La Suisse se veut pionnière
Ce sont 20 à 40 milliards de dollars qui échappent ainsi aux pays en voie de développement, notamment africains, parce qu’ils sont détournés ou captés par d’autres formes de corruption. A l’origine du forum sur le recouvrement des biens mal acquis qui s’achève ce mercredi, la Suisse compte faire profiter de son « expérience » en la matière. Pour preuve de sa détermination et de sa volonté politique, les autorités suisses rappellent qu’1,7 milliard (sur 5 milliards au total, selon la Banque Mondiale) ont été rapatriés par la Confédération helvétique. Ce qui fait de la 7e place financière au monde un pionnière. Selon l’initiative pour la restitution des avoirs volés (Star), fruit de la collaboration entre la Banque Mondiale et l’Office des Nations unies contre la drogue et le crime (Onudc), chaque 100 millions de dollars d’avoirs rapatriés permettraient, par exemple, à 250 000 ménages d’être raccordés à l’eau.

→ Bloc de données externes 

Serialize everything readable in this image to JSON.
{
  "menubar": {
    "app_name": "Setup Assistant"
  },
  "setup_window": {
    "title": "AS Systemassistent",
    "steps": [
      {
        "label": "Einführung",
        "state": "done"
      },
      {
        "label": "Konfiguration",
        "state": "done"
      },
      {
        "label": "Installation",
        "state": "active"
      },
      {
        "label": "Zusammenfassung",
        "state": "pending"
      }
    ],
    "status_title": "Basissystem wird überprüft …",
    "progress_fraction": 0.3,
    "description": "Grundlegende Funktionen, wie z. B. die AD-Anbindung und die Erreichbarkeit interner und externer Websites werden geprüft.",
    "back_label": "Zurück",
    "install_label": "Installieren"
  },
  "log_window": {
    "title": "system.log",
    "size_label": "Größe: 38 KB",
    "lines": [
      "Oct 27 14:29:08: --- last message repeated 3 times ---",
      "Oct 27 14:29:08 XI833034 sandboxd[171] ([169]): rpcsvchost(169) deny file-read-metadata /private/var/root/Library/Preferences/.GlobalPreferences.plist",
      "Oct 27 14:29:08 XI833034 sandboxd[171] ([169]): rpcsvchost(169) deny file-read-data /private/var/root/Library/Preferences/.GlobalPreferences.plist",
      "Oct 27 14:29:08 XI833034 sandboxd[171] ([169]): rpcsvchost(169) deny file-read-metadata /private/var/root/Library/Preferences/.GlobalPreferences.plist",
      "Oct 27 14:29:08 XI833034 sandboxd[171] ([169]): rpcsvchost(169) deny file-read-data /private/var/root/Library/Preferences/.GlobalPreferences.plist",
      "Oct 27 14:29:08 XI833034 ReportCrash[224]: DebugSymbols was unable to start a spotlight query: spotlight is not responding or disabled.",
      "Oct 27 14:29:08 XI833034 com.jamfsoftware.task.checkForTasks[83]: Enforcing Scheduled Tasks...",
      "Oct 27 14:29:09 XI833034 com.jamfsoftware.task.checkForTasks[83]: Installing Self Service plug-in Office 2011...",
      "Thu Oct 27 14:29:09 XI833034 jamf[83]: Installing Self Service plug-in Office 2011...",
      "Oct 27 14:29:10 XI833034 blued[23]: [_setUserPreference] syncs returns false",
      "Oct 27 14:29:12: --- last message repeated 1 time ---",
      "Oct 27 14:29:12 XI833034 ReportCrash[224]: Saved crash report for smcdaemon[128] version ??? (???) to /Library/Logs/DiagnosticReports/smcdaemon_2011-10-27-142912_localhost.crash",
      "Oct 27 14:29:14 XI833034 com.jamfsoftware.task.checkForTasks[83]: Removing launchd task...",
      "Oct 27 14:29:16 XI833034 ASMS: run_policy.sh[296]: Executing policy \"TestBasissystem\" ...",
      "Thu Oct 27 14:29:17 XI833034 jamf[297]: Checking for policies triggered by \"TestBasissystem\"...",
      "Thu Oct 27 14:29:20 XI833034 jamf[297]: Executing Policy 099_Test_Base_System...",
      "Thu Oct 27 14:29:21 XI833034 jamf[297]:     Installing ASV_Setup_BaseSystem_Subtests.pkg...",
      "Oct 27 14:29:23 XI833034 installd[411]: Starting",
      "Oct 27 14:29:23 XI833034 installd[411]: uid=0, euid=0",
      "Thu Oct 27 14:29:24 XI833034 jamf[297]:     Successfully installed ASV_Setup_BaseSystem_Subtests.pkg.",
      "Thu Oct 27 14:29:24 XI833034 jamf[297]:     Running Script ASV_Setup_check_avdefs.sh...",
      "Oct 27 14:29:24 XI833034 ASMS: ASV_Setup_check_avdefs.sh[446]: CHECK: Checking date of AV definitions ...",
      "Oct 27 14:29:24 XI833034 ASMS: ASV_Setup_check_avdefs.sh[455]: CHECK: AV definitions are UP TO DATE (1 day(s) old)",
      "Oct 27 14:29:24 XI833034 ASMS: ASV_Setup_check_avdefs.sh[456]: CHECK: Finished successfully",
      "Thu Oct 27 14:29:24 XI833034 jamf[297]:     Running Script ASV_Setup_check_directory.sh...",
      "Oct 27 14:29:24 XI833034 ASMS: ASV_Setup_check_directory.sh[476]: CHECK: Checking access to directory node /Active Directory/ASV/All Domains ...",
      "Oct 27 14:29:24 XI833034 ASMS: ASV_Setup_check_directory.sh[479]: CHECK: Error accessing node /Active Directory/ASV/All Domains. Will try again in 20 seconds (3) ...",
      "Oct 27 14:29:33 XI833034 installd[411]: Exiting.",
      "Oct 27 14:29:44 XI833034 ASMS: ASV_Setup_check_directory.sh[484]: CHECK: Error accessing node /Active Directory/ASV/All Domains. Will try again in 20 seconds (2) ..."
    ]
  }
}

« Les temps sont durs », a rappelé ce mardi Ngozi Okonjo-Iweala, directrice générale de la Banque Mondiale, partenaire de la rencontre, au lancement du forum. Au moment où les pays riches serrent les cordons de la bourse pour faire face à la crise, dont celle de l’aide publique au développement, le recouvrement des fonds détournés constitue une source de financement « qui doit être prise au sérieux ». Cependant, c’est encore une fois les pays industrialisés qui doivent donner le ton en ratifiant les différentes conventions existantes, mais surtout en les appliquant. » Pour Mo Ibrahim, l’entrepreneur soudanais qui a fait de la bonne gouvernance son cheval de bataille à travers sa fondation qui distingue les leaders africains, la société civile « doit faire pression pour que les gouvernements agissent ». « Les gouvernements européens parlent mais ils ne font rien ».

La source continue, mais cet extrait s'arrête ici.